Маргарета упрямо стиснула зубы, выдохнула. Примерещившийся запах курева показался ей тошнотворным.
Потом она потянулась к Максу губами.
Они целовались глубоко, с чувством, долго и мягко. Маргарета подползла повыше, вцепилась пальцами в угол подушки, Макс привстал на локтях. Сталкивались носы, она щекотала ресницами его щёку, и от этого по телу почему-то пробегала дрожь. Шрам ещё этого его через бровь, вот ведь щегол! Мог ведь и не заводить такого шрама, чтобы не бить девичьи сердца!
Нет-нет, не маргаретино, конечно. Её-то сердце — в стальной панцирь заковано, в волшебном сундуке спрятано. Да и есть ли оно вообще, это сердце, или вытекло чёрной смолой давным давно, ссохлось да рассыпалось в труху?
Дыхание сбилось. Маргарета зажмурилась, хлюпнула носом и поцеловала глубже, требовательнее. Её качало, как невидимым течением в ласковых водах летнего пруда.
Когда он прервал поцелуй, она обиженно распахнула глаза и машинально коснулась пальцами припухших губ.
А Макс потёрся носом о его ухо и шепнул щекотно.
— Знаешь, что у меня есть?
Пошлое что-нибудь, поняла Маргарета.
Макс вытащил наружу её руку, распрямил пальцы, легонько подул. А потом поставил в самый центр ладошки маленькую оловянную виверну.
Она сидела, припав к земле и широко раскинув крылья. Хитрая сплюснутая морда, большие скруглённые уши, короткий толстый хвост. Поделка была не очень-то качественная, в металле виднелись швы, а чёрная краска облупилась, — но в зверушке виделся непростой нрав.
— Это Швабра, — с неожиданной нежностью сказал Макс.
Маргарета прыснула:
— Швабра? Ну и имечко!..
— А почему нет? Полезная вещь в хозяйстве!
Маргарета фыркнула. Диким вивернам давали имена всё больше за характер, и почти всегда выбирали более спокойных и уживчивых зверей, поэтому среди них бывали и Лопушок, и Обжора, и Табуретка. А в разведении малышей старались называть как-нибудь со смыслом, по-умному; как виверну назовёшь, так она и полетит…
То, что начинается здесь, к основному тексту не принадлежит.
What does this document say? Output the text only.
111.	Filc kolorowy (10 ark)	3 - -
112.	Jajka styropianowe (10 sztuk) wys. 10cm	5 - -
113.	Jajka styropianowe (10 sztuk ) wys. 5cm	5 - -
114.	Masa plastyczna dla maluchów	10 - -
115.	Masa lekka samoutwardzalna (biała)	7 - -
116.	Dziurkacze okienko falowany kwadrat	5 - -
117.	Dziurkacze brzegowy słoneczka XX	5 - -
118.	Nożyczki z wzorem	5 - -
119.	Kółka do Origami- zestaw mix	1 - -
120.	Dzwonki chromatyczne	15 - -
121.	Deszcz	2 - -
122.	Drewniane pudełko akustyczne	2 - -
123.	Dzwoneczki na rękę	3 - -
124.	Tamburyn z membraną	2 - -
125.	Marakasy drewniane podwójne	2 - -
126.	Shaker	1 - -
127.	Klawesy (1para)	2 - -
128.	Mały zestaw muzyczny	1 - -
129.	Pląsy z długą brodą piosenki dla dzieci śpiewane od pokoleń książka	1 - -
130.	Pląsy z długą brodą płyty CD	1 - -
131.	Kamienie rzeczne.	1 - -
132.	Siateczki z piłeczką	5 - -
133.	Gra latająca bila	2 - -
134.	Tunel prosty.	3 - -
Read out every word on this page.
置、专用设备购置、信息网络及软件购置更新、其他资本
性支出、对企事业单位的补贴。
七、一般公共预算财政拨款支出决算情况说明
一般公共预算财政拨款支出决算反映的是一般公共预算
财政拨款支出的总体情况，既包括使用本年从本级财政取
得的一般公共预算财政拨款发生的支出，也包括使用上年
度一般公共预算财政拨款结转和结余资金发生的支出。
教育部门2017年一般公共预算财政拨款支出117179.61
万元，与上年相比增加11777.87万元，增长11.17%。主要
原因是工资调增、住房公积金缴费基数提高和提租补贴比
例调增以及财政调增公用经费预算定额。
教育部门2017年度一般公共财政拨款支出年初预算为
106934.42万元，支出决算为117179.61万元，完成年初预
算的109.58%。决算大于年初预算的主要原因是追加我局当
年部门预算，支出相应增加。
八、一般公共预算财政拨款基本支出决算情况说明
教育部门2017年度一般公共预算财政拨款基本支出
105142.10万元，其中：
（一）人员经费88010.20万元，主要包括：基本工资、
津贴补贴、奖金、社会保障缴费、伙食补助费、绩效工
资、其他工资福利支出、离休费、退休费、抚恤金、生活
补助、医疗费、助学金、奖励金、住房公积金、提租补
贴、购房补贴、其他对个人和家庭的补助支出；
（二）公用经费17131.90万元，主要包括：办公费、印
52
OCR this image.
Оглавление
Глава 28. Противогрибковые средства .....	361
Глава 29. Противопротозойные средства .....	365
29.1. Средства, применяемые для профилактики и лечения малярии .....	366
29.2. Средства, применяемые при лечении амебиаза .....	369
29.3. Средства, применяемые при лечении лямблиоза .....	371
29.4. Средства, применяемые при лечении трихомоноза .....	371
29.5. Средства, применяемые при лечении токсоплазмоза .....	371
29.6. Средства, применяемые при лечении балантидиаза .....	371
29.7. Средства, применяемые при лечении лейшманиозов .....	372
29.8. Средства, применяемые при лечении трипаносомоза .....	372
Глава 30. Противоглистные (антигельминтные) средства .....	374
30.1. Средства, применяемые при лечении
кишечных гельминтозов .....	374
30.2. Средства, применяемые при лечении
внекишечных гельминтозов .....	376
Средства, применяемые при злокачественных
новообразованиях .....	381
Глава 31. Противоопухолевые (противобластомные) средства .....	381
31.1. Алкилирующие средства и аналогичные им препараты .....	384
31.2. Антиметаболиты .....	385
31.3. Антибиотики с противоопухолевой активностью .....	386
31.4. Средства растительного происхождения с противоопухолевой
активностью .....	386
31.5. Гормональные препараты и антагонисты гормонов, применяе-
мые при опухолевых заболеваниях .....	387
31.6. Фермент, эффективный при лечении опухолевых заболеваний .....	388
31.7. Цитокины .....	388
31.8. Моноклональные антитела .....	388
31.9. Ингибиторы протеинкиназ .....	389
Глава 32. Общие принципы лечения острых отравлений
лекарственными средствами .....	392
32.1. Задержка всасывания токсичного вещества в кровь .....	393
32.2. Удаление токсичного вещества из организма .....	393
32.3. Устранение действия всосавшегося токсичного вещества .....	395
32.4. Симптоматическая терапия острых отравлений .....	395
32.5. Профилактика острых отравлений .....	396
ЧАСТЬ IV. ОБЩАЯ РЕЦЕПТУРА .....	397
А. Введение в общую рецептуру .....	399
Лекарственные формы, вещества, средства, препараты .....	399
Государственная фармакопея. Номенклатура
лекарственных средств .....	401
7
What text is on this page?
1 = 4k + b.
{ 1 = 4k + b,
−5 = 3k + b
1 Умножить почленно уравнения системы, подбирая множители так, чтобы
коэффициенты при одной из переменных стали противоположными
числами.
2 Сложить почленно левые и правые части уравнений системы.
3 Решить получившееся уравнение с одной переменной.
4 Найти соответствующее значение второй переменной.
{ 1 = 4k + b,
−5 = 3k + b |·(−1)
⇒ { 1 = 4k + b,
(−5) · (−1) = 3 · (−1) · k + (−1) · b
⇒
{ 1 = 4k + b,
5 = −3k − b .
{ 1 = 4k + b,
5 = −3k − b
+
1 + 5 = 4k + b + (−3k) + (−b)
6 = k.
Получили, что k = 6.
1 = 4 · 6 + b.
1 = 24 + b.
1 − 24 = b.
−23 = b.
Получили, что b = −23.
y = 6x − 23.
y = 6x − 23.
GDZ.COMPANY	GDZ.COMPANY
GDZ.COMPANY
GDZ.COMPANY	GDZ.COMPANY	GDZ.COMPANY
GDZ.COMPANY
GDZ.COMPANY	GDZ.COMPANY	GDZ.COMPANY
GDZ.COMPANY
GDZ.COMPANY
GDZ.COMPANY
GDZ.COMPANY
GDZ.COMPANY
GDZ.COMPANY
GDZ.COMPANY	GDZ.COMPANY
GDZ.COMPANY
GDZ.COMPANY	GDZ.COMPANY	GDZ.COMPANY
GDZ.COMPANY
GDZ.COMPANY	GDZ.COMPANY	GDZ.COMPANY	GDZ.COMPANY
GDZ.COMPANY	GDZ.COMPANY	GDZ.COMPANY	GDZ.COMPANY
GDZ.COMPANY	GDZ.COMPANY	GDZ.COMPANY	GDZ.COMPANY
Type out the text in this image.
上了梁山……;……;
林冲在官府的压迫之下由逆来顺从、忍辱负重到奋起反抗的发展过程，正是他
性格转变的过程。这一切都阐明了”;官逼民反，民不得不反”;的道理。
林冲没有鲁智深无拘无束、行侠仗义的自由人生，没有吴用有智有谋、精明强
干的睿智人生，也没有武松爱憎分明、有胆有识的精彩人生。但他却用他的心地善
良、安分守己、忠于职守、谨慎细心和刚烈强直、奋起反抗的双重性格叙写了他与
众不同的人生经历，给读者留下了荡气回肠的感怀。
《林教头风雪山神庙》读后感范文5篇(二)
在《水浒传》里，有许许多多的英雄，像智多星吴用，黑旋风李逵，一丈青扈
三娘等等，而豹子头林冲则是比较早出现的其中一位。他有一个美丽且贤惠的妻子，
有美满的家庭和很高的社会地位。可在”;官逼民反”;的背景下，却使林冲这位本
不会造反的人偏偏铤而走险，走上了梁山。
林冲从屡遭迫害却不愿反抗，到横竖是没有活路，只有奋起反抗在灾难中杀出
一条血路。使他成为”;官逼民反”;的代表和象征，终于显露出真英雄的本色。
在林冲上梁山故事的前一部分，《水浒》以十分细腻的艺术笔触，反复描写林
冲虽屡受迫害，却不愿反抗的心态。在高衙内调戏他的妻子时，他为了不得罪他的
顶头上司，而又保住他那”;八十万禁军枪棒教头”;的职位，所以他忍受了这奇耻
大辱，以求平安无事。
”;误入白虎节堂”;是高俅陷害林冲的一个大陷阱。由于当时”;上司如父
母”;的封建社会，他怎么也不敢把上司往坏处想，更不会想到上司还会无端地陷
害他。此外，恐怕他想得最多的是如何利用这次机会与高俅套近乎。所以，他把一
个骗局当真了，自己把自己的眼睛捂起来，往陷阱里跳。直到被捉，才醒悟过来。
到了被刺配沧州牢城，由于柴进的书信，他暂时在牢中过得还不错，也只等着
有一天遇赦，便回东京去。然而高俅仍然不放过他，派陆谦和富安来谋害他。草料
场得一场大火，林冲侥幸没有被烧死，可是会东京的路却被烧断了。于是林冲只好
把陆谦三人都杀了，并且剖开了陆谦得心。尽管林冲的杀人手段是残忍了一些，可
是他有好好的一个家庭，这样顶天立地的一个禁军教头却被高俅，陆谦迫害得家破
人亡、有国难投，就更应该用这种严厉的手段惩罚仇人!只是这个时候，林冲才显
— Я выиграл её в тире, — продолжил Макс, чуть помолчав. — Лет в пятнадцать. Сбил все мишени, можно было любое животное выбрать, там ещё были волк, сова, жаба и ещё кто-то. Но виверна была самая интересная.
— В тире?..
— У нас парк, такой, всё в одном сразу: и ботанический сад, и зооуголок, и лодки в пруду, и уток кормить с моста. Варёную кукурузу продавали и лимонад, ещё карусель, прокат велосипедов и вот, тир. Все мальчишки бегали туда по выходным, это считалось круто.
Он рассказывал, чуть улыбаясь и глядя куда-то сквозь Маргарету. Описывал родной городок и окружающие его поля, грушевый сад, отчаянно провинциальную сцену и новенькую церковь, которую строили несколько лет, и пастырь всё уговаривал работников поменьше материться в святом месте. Потом Макс уехал учиться в город побольше.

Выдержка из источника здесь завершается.